Document Type

Article

Publication Date

2024

Abstract

During the Fall 2023 semester, 15 law (Outside) students from the University of Pittsburgh School of Law and 13 incarcerated (Inside) students from the State Correctional Institution – Greene, in Waynesburg, Pennsylvania, took a full semester class together called Issues in Criminal Justice and Law. The class, occurring each week at the prison, utilized the Inside-Out Prison Exchange pedagogy, and was facilitated by Professor David Harris. Subjects include the purposes of prison, addressing crime, the criminal legal system and race, and issues surrounding victims and survivors of crime.

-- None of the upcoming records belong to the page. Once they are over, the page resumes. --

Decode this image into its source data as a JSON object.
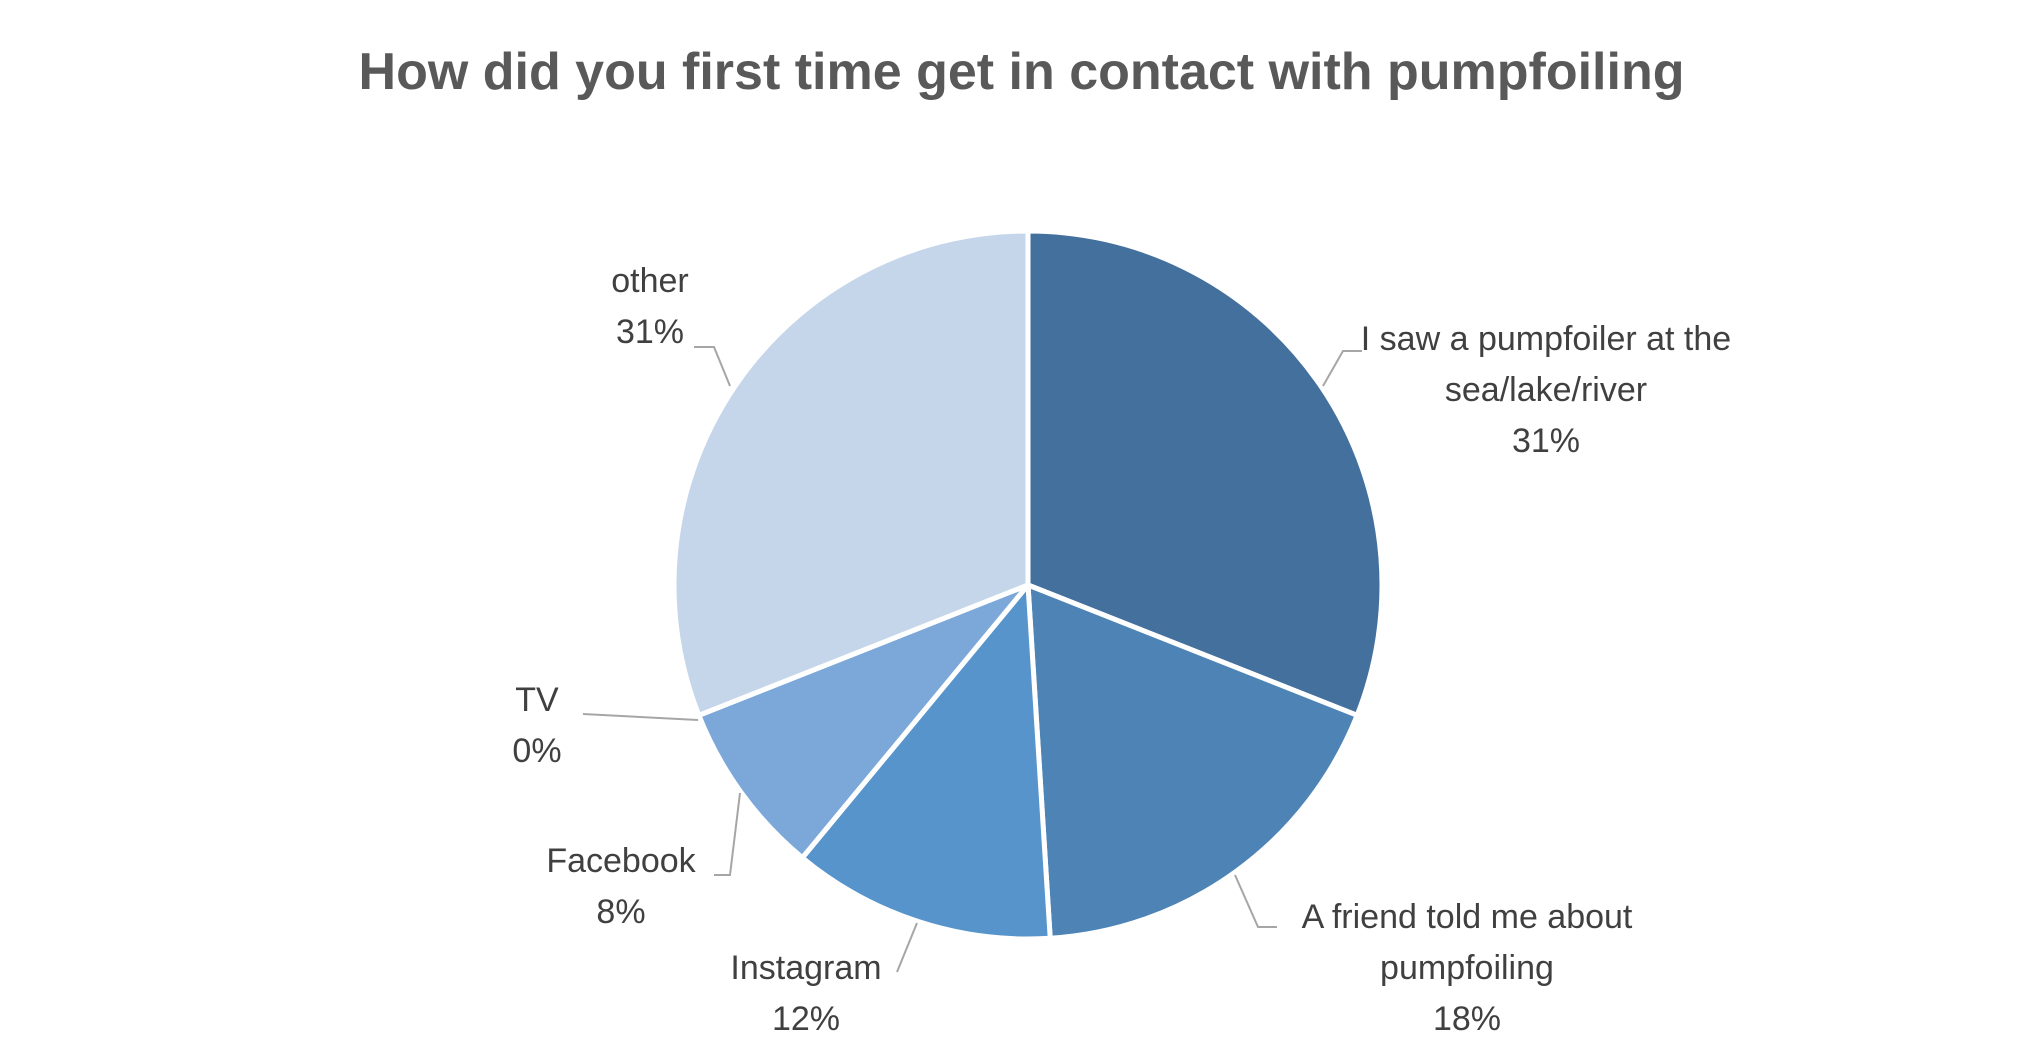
{
  "chart_data": {
    "type": "pie",
    "title": "How did you first time get in contact with pumpfoiling",
    "categories": [
      "I saw a pumpfoiler at the sea/lake/river",
      "A friend told me about pumpfoiling",
      "Instagram",
      "Facebook",
      "TV",
      "other"
    ],
    "values": [
      31,
      18,
      12,
      8,
      0,
      31
    ],
    "value_labels": [
      "31%",
      "18%",
      "12%",
      "8%",
      "0%",
      "31%"
    ],
    "colors": [
      "#43709d",
      "#4d83b5",
      "#5694cb",
      "#7ba8d9",
      "#a9c4e6",
      "#c5d5ea"
    ]
  }
}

The course culminated in a Group Project; under the heading “improving the criminal legal system,” students selected the topics of improving prisons, improving prosecution, and improving criminal defense. The frame of “improving” these aspects of the system marked a deliberate choice; while many members of the class argued that the system as a whole or particular parts of it were beyond redemption, the task was to find ways to address the most egregious shortcomings as the systems currently exist.

This paper represents the ideas and approaches that all of the members of the class proposed, explored, and hammered out across weeks of work together. Were all of the suggestions here to be implemented, the class concedes that the system would not be even close to perfected. But the class believes these suggestions would result in considerable improvement, a more humane system, and a greater degree of fairness.